Impact of the AI Act on Businesses

The impact of this regulation, when fully in force, will have many business consequences. With the goal of not being exhaustive, we have reduced them to four.

  1. Regulation of high-risk applications: The law categorizes AI applications according to their risk level, focusing on intensively regulating those considered high-risk in sectors such as health, transportation, and education. This means that companies operating in these areas will have to subject their products to stricter compliance evaluations before their market launch.
  2. Specific prohibitions: The AI Act bans certain practices it considers dangerous, such as Chinese-style social scoring systems and toys that use AI to incite dangerous behaviors in minors. Companies will need to review their products and services to ensure they do not violate these standards.
  3. Transparency and labeling: One of the pillars of the AI Act is transparency.

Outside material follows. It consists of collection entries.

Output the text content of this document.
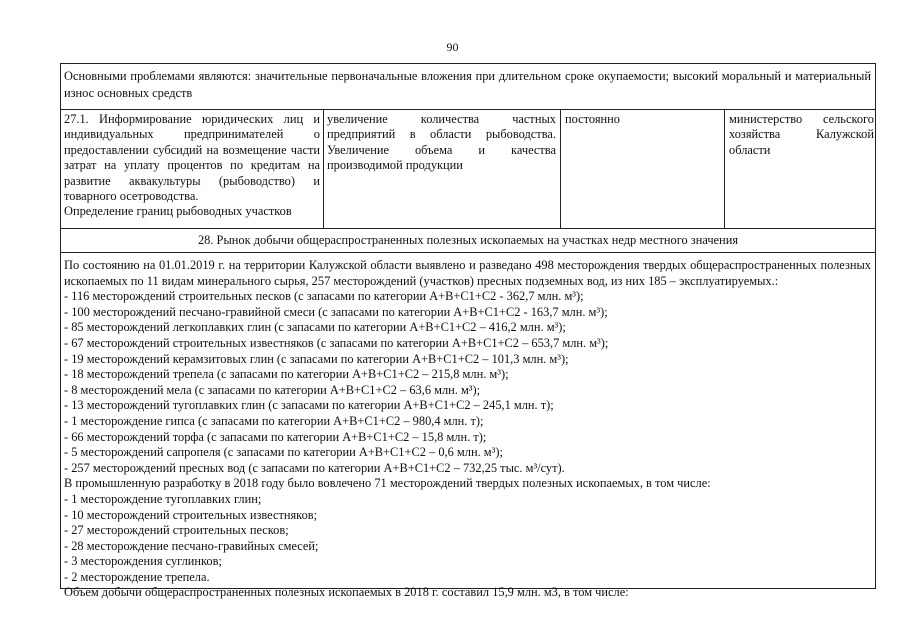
90

Основными проблемами являются: значительные первоначальные вложения при длительном сроке окупаемости; высокий моральный и материальный износ основных средств

27.1. Информирование юридических лиц и индивидуальных предпринимателей о предоставлении субсидий на возмещение части затрат на уплату процентов по кредитам на развитие аквакультуры (рыбоводство) и товарного осетроводства.

Определение границ рыбоводных участков

увеличение количества частных предприятий в области рыбоводства. Увеличение объема и качества производимой продукции

постоянно	министерство сельского хозяйства Калужской области

28. Рынок добычи общераспространенных полезных ископаемых на участках недр местного значения

По состоянию на 01.01.2019 г. на территории Калужской области выявлено и разведано 498 месторождения твердых общераспространенных полезных ископаемых по 11 видам минерального сырья, 257 месторождений (участков) пресных подземных вод, из них 185 – эксплуатируемых.:

- 116 месторождений строительных песков (с запасами по категории А+В+С1+С2 - 362,7 млн. м³);
- 100 месторождений песчано-гравийной смеси (с запасами по категории А+В+С1+С2 - 163,7 млн. м³);
- 85 месторождений легкоплавких глин (с запасами по категории А+В+С1+С2 – 416,2 млн. м³);
- 67 месторождений строительных известняков (с запасами по категории А+В+С1+С2 – 653,7 млн. м³);
- 19 месторождений керамзитовых глин (с запасами по категории А+В+С1+С2 – 101,3 млн. м³);
- 18 месторождений трепела (с запасами по категории А+В+С1+С2 – 215,8 млн. м³);
- 8 месторождений мела (с запасами по категории А+В+С1+С2 – 63,6 млн. м³);
- 13 месторождений тугоплавких глин (с запасами по категории А+В+С1+С2 – 245,1 млн. т);
- 1 месторождение гипса (с запасами по категории А+В+С1+С2 – 980,4 млн. т);
- 66 месторождений торфа (с запасами по категории А+В+С1+С2 – 15,8 млн. т);
- 5 месторождений сапропеля (с запасами по категории А+В+С1+С2 – 0,6 млн. м³);
- 257 месторождений пресных вод (с запасами по категории А+В+С1+С2 – 732,25 тыс. м³/сут).

В промышленную разработку в 2018 году было вовлечено 71 месторождений твердых полезных ископаемых, в том числе:

- 1 месторождение тугоплавких глин;
- 10 месторождений строительных известняков;
- 27 месторождений строительных песков;
- 28 месторождение песчано-гравийных смесей;
- 3 месторождения суглинков;
- 2 месторождение трепела.

Объем добычи общераспространенных полезных ископаемых в 2018 г. составил 15,9 млн. м3, в том числе:
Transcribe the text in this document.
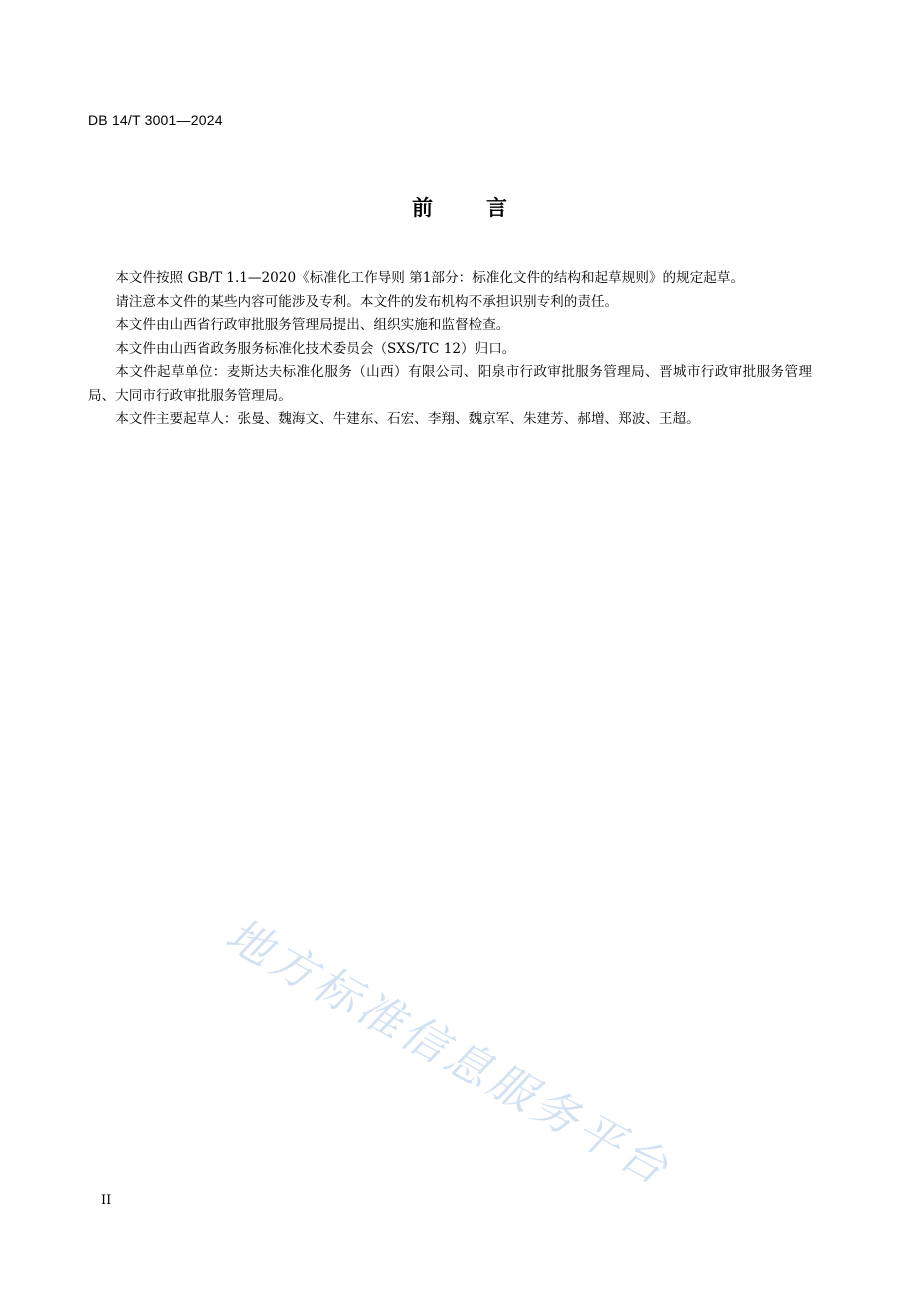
DB 14/T 3001—2024
前 言

本文件按照 GB/T 1.1—2020《标准化工作导则 第1部分：标准化文件的结构和起草规则》的规定起草。

请注意本文件的某些内容可能涉及专利。本文件的发布机构不承担识别专利的责任。

本文件由山西省行政审批服务管理局提出、组织实施和监督检查。

本文件由山西省政务服务标准化技术委员会（SXS/TC 12）归口。

本文件起草单位：麦斯达夫标准化服务（山西）有限公司、阳泉市行政审批服务管理局、晋城市行政审批服务管理局、大同市行政审批服务管理局。

本文件主要起草人：张曼、魏海文、牛建东、石宏、李翔、魏京军、朱建芳、郝增、郑波、王超。

地方标准信息服务平台
II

Companies will be required to inform users when they are interacting with an AI, which involves changes in how user interfaces and notification systems are designed.
  4. Supervision and governance: The new legislation also requires adequate human supervision in high-risk AI systems, and companies must establish and maintain detailed records of AI activity to facilitate audits and ensure regulatory compliance.

Preparations for Companies

Once the impacts are known, it is advisable for your company to progressively adapt to this new regulatory environment. Below I propose some lines of work that, from my point of view, are of transcendental importance to start this adaptation.

  1. AI impact assessment: Before implementing any AI solution, companies should conduct an impact assessment that includes risk analysis and mitigations. This is not only a legal requirement for certain types of AI, but also a good business practice to prevent future problems.
  2. Training and professional development: Training in AI ethics and regulatory compliance will become indispensable. Companies will need to train their development teams and executives to understand and correctly apply the AI Act rules.
  3. Investment in supervision technology: Investing in tools that allow monitoring, auditing, and modifying AI systems will help companies stay compliant and react quickly if problems arise.
  4. Collaboration with regulators and experts: Companies would do well to seek the advice of experts in regulation and AI ethics, and participate in forums and consortia discussing the implementation of the AI Act. This collaboration can facilitate a better understanding of regulatory expectations and best practices in the industry.

Opportunity of a New Regulatory Framework

The AI Act poses a significant challenge but also offers a chance for companies to showcase their commitment to responsible technological development. Furthermore, organizations that adapt to these regulations proactively will not only dodge penalties but will also earn consumer trust and position themselves as leaders in ethical AI adoption. Consequently, it is crucial for companies to start preparing now by aligning their strategies and operations with this new legal framework. This proactive approach will facilitate a smoother transition and ensure compliance.